The ease of use was awesome. It’s really quick; just snap, roll your film forward, and snap again. From within the app, you can share directly to your social-media platform of choice, save your image, or even
AirDrop straight to your downloads folder and store them on your hard drive.
The great thing is that the Lomography Smartphone Film Scanner is small and light, making it very portable. Keep it in your bag and pull it out at friend’s house to enjoy sharing all that old stuff that they have stashed in boxes and kept for that rainy day. Keep it in its packaging though — its plastic may crack if thrown around.
It’s also really affordable. It’s yours for about a hundred bucks. What a great, inexpensive way to enjoy memories from long ago. I, for one, have drawers full of negatives. I used to shoot plenty of personal stuff on negative, and I still have it all carefully stored away.
This scanner is not designed for archiving, though. If that’s what you’re after, then you need to spend the money and get the right scanner for the job. But it is a great way to get your stuff up on Instagram or Pinterest to share ideas, or just to remind your mates (or your Dad) what they looked like when they still had hair!
On to the Lensbaby Sol 45. This is a great innovation from Lensbaby. It’s an inexpensive option that really delivers. Priced at around NZ$300, it is less expensive than the other Lensbaby options currently on offer. Lensbaby has consistently created a series of lenses with different amounts of movement that simulate the bellows effects of the old large-format 5×4 cameras.
The Sol 45 is a fixed 45mm lens with a fixed f/3.5 aperture. The lens can lock in a straight position or be unlocked to allow it to pivot around on a balland-socket-style mount. It has two bokeh blades on hinges located in front of the lens element that can be moved in and out of your frame to simply add extra effects. This lens was designed specifically for DSLR and mirrorless cameras and is available for Canon EF, Nikon F, Sony A, Pentax K, Sony E, and Fuji X mounts.

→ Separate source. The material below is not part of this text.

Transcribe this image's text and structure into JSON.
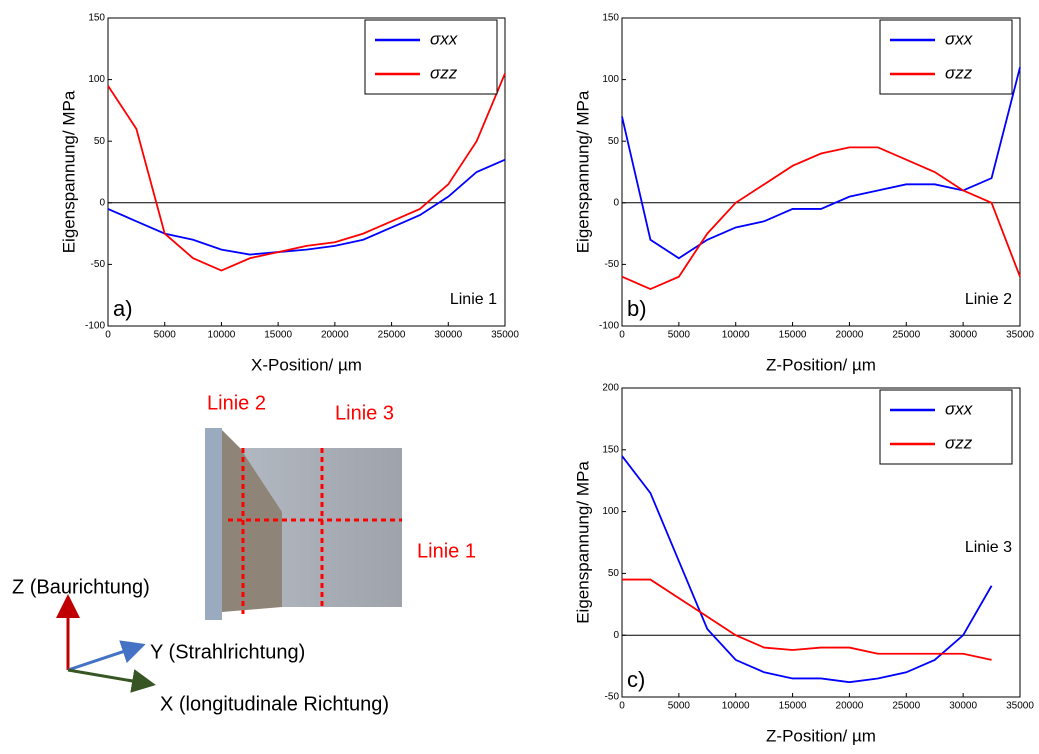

I did a few tests with my Sony α7 in both still-life and portrait situations. The still-life test was a good way to show the different effects in a controlled setting. I then grabbed a friend of mine, Craig, who has been sporting an impressive beard for some time now, and shot a few portraits.
I found it easy to use. Set your camera to manual and use the ISO and shutter speeds to balance your exposure (remember, it is a fixed aperture at f/3.5). There is a manual focus ring that moves freely and is easy to focus accurately. But, if you are used to autofocus, don’t forget to check that your iris is set in your viewfinder. Focus on the area of your subject that you wish to remain sharp, then unlock the lens to allow it to swing and tilt on its ball axis. Move the lens around until you are happy with the level of fall-off. Now, move the bokeh blades into your frame and observe the characteristics of the fall-off until you obtain the desired effect, and that’s it. It’s that simple.

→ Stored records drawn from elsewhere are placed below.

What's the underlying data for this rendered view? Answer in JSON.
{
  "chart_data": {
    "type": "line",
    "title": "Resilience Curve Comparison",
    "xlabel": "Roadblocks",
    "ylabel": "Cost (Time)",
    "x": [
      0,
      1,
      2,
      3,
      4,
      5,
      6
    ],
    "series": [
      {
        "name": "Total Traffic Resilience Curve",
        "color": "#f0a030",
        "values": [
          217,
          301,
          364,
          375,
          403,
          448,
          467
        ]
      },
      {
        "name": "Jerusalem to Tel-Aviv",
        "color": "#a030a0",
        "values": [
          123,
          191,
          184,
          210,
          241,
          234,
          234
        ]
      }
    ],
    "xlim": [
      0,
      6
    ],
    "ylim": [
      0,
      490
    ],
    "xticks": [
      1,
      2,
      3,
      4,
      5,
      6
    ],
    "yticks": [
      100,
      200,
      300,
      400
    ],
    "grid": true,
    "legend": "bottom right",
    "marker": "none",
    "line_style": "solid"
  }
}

Given a bit more time to practise and play around with the movements, I could really get some interesting results with one of these. The still-life images show how the lens movements, coupled with the blades, can really distort your fall-off, and I found that using one for a portrait can allow you to isolate areas such as an eye, or Craig’s beard.
For a relatively small sum of money, I think you could really have some fun with one of these and get some great results. I wouldn’t mind having one of these in my bag for those times when I need to add a little point of difference to my images.
So, there you go. Two very different pieces of kit that allow for some great experimentation. It’s this kind of gear that can really get your creative juices flowing and force you to experiment. I have always spoken of the ‘happy accidents’ that can happen in photography when you push the boundaries, and these two items will allow you to do that, so get out there and create.